Según las previsiones del Frente para la Victoria, los alrededor de 40 artículos (sobre más 2.600 que tiene el Código) en los que no hay acuerdo con la oposición serían tratados en reuniones específicas a buen ritmo, para convertir en ley el Código antes del recambio legislativo. La amenaza de inestabilidad postelectoral apura al Gobierno.
El presidente de la Cámara de Diputados, Julián Domínguez, aseguró al diario La Nación que “contemplará” los “aportes” de la Iglesia. “En términos concretos, significa que va a primar el pedido de la Iglesia”, tradujo una fuente del bloque oficialista consultada por El Cronista.
El pedido de la Iglesia, expresado hace poco más de un año por el presidente de la Conferencia Episcopal Argentina, José María Arancedo, incluye que no haya diferencias entre los embriones, ya sean concebidos por vía natural o fuera del vientre.
“Sostenemos que la persona es tal desde la concepción, sin distinguir según ella ocurra dentro o fuera del seno materno”, expresó en aquella oportunidad el religioso.

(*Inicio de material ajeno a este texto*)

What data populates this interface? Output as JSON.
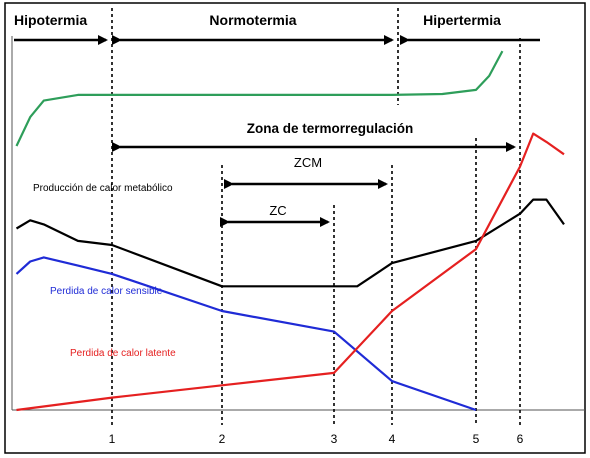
{
  "chart_data": {
    "type": "line",
    "title": "",
    "xlabel": "",
    "ylabel": "",
    "x_ticks": [
      "1",
      "2",
      "3",
      "4",
      "5",
      "6"
    ],
    "zones": [
      {
        "name": "hipotermia",
        "label": "Hipotermia",
        "from": 0.0,
        "to": 1.0
      },
      {
        "name": "normotermia",
        "label": "Normotermia",
        "from": 1.0,
        "to": 4.6
      },
      {
        "name": "hipertermia",
        "label": "Hipertermia",
        "from": 4.6,
        "to": 6.6
      }
    ],
    "ranges": [
      {
        "name": "zona-termorregulacion",
        "label": "Zona de termorregulación",
        "from": 1.0,
        "to": 6.0
      },
      {
        "name": "zcm",
        "label": "ZCM",
        "from": 2.0,
        "to": 4.0
      },
      {
        "name": "zc",
        "label": "ZC",
        "from": 2.0,
        "to": 3.0
      }
    ],
    "series": [
      {
        "name": "",
        "color": "#2e9e5a",
        "points": [
          [
            -0.4,
            3.2
          ],
          [
            -0.2,
            3.55
          ],
          [
            0.0,
            3.75
          ],
          [
            0.5,
            3.82
          ],
          [
            1.0,
            3.82
          ],
          [
            2.0,
            3.82
          ],
          [
            3.0,
            3.82
          ],
          [
            4.0,
            3.82
          ],
          [
            4.6,
            3.83
          ],
          [
            5.0,
            3.88
          ],
          [
            5.3,
            4.05
          ],
          [
            5.6,
            4.35
          ]
        ]
      },
      {
        "name": "Producción de calor metabólico",
        "color": "#000000",
        "points": [
          [
            -0.4,
            2.2
          ],
          [
            -0.2,
            2.3
          ],
          [
            0.0,
            2.25
          ],
          [
            0.5,
            2.05
          ],
          [
            1.0,
            2.0
          ],
          [
            2.0,
            1.5
          ],
          [
            3.0,
            1.5
          ],
          [
            3.4,
            1.5
          ],
          [
            4.0,
            1.78
          ],
          [
            5.0,
            2.05
          ],
          [
            6.0,
            2.38
          ],
          [
            6.3,
            2.55
          ],
          [
            6.6,
            2.55
          ],
          [
            7.0,
            2.25
          ]
        ]
      },
      {
        "name": "Perdida de calor sensible",
        "color": "#1f2bd6",
        "points": [
          [
            -0.4,
            1.65
          ],
          [
            -0.2,
            1.8
          ],
          [
            0.0,
            1.85
          ],
          [
            0.5,
            1.75
          ],
          [
            1.0,
            1.65
          ],
          [
            2.0,
            1.2
          ],
          [
            3.0,
            0.95
          ],
          [
            4.0,
            0.35
          ],
          [
            5.0,
            0.0
          ]
        ]
      },
      {
        "name": "Perdida de calor latente",
        "color": "#e52020",
        "points": [
          [
            -0.4,
            0.0
          ],
          [
            1.0,
            0.15
          ],
          [
            2.0,
            0.3
          ],
          [
            3.0,
            0.45
          ],
          [
            4.0,
            1.2
          ],
          [
            5.0,
            1.95
          ],
          [
            6.0,
            2.95
          ],
          [
            6.3,
            3.35
          ],
          [
            6.6,
            3.25
          ],
          [
            7.0,
            3.1
          ]
        ]
      }
    ]
  }
}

En esa línea, la curia cuestionó “la procreación artificial” y la posibilidad de fecundación post-mortem que abre el proyecto.
Además, criticó la simplificación del trámite de divorcio que contempla el nuevo Código, que solo pide la voluntad expresa de uno de los cónyuges para habilitar la disolución del matrimonio. Para la Iglesia, ello alienta las “formas débiles e inestables de familia”.